Application design, how many buckets is too much

When importing relational data in to Couchbase , should each table corresponds to a bucket. I ask because older documentation recommends minimizing the number of buckets and keep multiple document types together and use a type attribute to differentiate between. The tutorials I’ve see for using N1QL have one bucket for each entity which makes joining documents easier.

Imagen importing employee and department data when the employee has a dept_id foreign key. Should employees and departments be in separate buckets? Or should I put them in the same bucket and give them type attributes with keys like emp_id_1 and dept_id_2 which doesn’t seem to work as well with N1QL.

At present the number of buckets are limited to 10. So you should minimize number of buckets.
N1QL will work well, you need to give addition predicates e.type = “employee” AND m.type = “manager”

Checkout travel-sample bucket which has 5 different types. and ANSI JOIN queries with 17 examples

Check out “Designing Index For Query In Couchbase N1QL”

While it is possible to simply import relational rows as Couchbase documents, it is often better to remodel the data to take advantage of the nesting and arrays that JSON documents permit. Joins are always expensive, and if you have common queries that rely upon joins, the queries will likely be faster if the relevant documents are merged.

There are many examples online of how to do this. One good place to start is here:

Does this imply an index is needed on type?
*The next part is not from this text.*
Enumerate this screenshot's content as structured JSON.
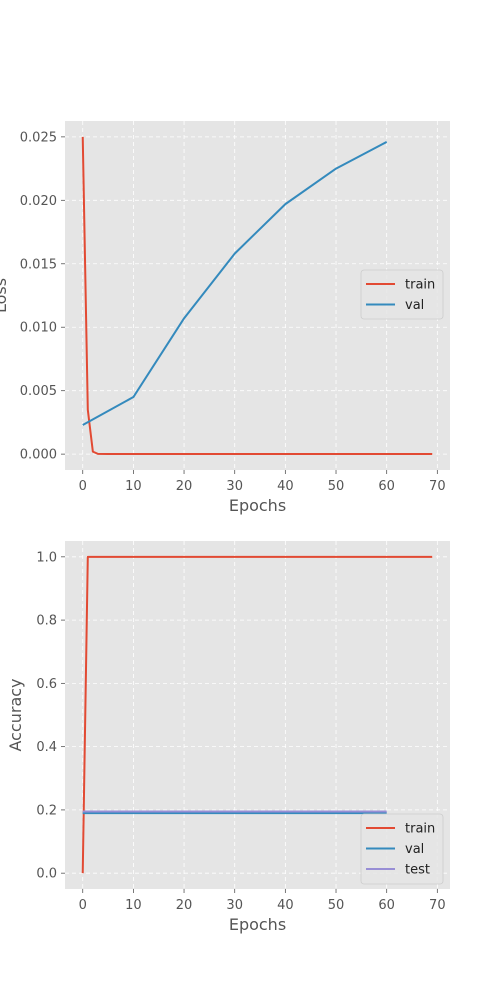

I am working with a data model that has teams, stadiums, and players. What would be a good way to model this in Couchbase. nesting a stadium inside of each team and a team inside each player seems like it would use a lot of space.

@bfwarner -Yes, it sounds like your particular data is not likely to benefit from nesting. It all depends on the cardinality of relationships and the kinds of queries you’ll be running. Some situations, such as customers with a small, variable number of mailing addresses or credit cards, nesting that data doesn’t increase data size much and can avoid joins.

For the best performance, make sure that when one data type refers to another, use the document id. E.g., if a player is only on one team, have the ‘team’ field of the player contain the document id of the team. Document ids are the fastest way to retrieve a document.